You can find a good introductory article about the Golf Country in wikipedia. There were a flood of vehicles, which were described as the forerunners to today's SUVs. The Golf Country didn't actually belong to them. Since any number of vehicles that were there before it was, e.g., the Jeep Wagoneer, offered not only all-wheel drive but at the same time, much more space inside. This was not the case with the Golf Country. In fact the luggage space had been reduced by about one third, even though the spare wheel was mounted outside. The only comparable feature, that was shared with some of today's SUVs, were the rather poor off-road qualities.

The Golf Country was also not the first all-wheel drive among the modern-day VWs, it was not even the first with a transverse engine. It was based on the Synchro, which, quite different from the Quattro drive-trains, transferred it's torque to the rear via a visco-clutch. That sounds easier than it is, because only when built in, did this have the fatal effect of disturbing the ABS.

This was by the way, a sort of preparatory measure, because the first Golf Synchro didn't have ABS at all yet. So, there was a freewheel and even that wasn't enough. After all, if such a vehicle was to drive into a snow-drift forwards, it couldn't reverse out again using together only two driven wheels. Thus, with the reverse gear, a selectable electro-pneumatic lockout was also necessary.

Have a look under the car and from the rear. You can see some parts of the semi-trailing arm rear axle, which was taken over from the Passat Synchro. The fuel tank, which you can't see from here, still held 55 litres, although it had to relinquish its normal position. Of course, through the visco-clutch, this all-wheel drive had an inter-axle differential lock. Only the transverse locking front and rear were missing. If only one wheel landed e.g., on gravel, the progress was not endangered, with two wheels on different axles and on loose ground, well, then the car may have got stuck.

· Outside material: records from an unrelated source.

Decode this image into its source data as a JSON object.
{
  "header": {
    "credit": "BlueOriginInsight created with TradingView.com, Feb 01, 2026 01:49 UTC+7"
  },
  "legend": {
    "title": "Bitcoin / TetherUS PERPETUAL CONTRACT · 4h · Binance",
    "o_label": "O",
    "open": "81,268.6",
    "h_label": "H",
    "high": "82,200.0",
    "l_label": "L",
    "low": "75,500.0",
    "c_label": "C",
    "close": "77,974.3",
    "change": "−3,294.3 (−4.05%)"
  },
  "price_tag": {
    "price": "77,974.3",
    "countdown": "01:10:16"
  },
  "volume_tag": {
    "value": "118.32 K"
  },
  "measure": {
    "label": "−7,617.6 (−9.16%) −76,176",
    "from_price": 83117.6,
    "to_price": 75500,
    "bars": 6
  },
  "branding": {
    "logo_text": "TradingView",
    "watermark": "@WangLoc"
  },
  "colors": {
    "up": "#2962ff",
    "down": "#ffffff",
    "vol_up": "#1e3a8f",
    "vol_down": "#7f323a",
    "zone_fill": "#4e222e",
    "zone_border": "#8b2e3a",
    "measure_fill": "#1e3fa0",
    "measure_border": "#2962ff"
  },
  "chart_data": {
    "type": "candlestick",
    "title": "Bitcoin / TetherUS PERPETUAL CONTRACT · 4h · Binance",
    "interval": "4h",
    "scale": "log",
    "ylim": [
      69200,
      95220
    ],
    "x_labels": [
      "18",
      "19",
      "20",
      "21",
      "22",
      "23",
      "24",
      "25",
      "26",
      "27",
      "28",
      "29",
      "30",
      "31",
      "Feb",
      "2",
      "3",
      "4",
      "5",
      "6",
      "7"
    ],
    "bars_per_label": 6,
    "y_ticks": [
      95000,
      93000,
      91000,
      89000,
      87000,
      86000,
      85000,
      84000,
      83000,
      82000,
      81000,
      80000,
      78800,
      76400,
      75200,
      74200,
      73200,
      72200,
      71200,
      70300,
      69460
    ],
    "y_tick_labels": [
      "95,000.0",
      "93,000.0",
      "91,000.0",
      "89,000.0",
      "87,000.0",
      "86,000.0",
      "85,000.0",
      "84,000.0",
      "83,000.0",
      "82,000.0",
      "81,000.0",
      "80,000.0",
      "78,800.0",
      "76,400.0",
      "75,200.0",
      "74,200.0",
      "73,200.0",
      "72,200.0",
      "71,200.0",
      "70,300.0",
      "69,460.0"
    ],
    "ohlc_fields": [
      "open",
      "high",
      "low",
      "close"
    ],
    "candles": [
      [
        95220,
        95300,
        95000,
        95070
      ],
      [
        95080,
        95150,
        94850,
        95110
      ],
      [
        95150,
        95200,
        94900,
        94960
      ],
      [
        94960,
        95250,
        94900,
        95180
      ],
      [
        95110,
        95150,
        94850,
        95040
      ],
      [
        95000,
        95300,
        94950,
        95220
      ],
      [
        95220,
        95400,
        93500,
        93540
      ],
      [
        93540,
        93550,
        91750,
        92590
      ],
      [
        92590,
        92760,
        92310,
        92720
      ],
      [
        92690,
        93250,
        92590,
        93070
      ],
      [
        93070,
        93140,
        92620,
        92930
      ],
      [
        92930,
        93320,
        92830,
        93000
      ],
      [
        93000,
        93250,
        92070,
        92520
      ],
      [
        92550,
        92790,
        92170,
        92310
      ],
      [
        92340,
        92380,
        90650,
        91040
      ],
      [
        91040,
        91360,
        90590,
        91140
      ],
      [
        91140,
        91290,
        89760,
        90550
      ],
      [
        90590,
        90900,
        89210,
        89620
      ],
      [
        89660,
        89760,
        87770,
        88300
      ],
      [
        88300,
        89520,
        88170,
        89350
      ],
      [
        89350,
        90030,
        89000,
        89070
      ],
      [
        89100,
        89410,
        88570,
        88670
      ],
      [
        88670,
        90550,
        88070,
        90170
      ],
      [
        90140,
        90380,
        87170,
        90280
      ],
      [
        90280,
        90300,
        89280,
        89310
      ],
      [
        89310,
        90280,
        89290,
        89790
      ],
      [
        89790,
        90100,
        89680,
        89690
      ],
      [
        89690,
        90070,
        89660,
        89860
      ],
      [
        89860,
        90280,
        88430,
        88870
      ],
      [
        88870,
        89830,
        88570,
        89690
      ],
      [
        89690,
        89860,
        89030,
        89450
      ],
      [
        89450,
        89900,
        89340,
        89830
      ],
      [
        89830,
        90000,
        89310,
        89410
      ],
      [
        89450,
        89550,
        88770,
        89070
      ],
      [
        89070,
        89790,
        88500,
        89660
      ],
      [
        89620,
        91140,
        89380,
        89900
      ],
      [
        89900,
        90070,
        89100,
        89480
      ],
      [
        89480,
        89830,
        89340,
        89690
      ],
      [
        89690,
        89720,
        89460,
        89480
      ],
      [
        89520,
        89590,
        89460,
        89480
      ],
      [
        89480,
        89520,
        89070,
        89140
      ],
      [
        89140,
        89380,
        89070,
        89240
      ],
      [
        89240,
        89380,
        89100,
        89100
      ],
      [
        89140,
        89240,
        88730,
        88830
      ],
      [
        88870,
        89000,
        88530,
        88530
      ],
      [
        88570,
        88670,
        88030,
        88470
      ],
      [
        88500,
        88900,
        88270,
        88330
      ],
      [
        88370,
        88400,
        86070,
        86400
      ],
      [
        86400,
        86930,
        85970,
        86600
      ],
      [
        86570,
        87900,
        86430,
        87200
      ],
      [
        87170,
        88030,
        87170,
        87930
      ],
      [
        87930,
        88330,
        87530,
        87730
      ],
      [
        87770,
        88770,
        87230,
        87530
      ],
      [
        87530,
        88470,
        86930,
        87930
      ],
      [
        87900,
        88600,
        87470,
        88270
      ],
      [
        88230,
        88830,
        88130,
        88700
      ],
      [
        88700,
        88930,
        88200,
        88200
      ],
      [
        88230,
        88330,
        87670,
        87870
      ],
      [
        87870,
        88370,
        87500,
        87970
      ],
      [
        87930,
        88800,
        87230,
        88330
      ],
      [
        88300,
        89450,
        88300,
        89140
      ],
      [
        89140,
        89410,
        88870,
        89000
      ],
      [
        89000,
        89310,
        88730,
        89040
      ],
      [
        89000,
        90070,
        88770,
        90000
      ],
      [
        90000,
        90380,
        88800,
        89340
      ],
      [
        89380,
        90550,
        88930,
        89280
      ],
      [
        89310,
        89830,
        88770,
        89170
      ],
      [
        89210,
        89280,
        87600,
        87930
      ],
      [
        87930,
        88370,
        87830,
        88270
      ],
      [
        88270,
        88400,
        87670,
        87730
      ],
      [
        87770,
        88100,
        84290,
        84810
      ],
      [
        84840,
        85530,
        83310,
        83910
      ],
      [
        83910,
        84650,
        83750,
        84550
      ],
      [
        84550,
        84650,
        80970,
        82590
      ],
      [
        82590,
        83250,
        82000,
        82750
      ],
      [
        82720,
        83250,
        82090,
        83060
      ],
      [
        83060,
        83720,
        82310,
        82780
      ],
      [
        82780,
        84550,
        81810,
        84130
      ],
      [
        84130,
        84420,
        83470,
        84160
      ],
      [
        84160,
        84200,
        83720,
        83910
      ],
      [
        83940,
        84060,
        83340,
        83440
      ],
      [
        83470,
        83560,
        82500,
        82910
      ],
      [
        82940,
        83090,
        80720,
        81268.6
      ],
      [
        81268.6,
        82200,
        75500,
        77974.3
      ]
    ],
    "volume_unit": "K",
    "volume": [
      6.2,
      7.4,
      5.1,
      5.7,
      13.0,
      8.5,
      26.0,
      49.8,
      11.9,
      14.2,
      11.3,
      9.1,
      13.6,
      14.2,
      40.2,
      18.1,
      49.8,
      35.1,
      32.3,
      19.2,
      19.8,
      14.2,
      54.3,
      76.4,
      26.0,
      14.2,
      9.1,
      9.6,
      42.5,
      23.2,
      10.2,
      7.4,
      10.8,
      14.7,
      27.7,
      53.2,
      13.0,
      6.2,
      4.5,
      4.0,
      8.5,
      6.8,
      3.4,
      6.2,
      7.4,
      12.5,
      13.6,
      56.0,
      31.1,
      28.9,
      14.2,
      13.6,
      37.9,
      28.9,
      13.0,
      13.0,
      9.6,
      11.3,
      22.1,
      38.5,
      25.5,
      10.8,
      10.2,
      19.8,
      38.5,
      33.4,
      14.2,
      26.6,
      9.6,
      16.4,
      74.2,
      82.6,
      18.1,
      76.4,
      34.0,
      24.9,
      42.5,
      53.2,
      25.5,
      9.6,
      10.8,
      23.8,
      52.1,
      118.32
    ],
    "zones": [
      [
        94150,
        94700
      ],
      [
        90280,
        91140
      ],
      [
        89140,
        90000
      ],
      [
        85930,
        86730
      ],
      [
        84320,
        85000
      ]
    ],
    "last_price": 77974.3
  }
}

The newly added frame did help the stability of the Golf II, which was known for being somewhat unstable, although it didn't do much for the ground clearance. Since almost as much as the body was raised, the complete drive-train had to be lowered, which led to a somewhat larger emptiness in the engine compartment. Thus 18 centimetres higher only gave about 6 centimetres more of ground clearance, which brings us back to a parallel with SUVs: One sits higher up.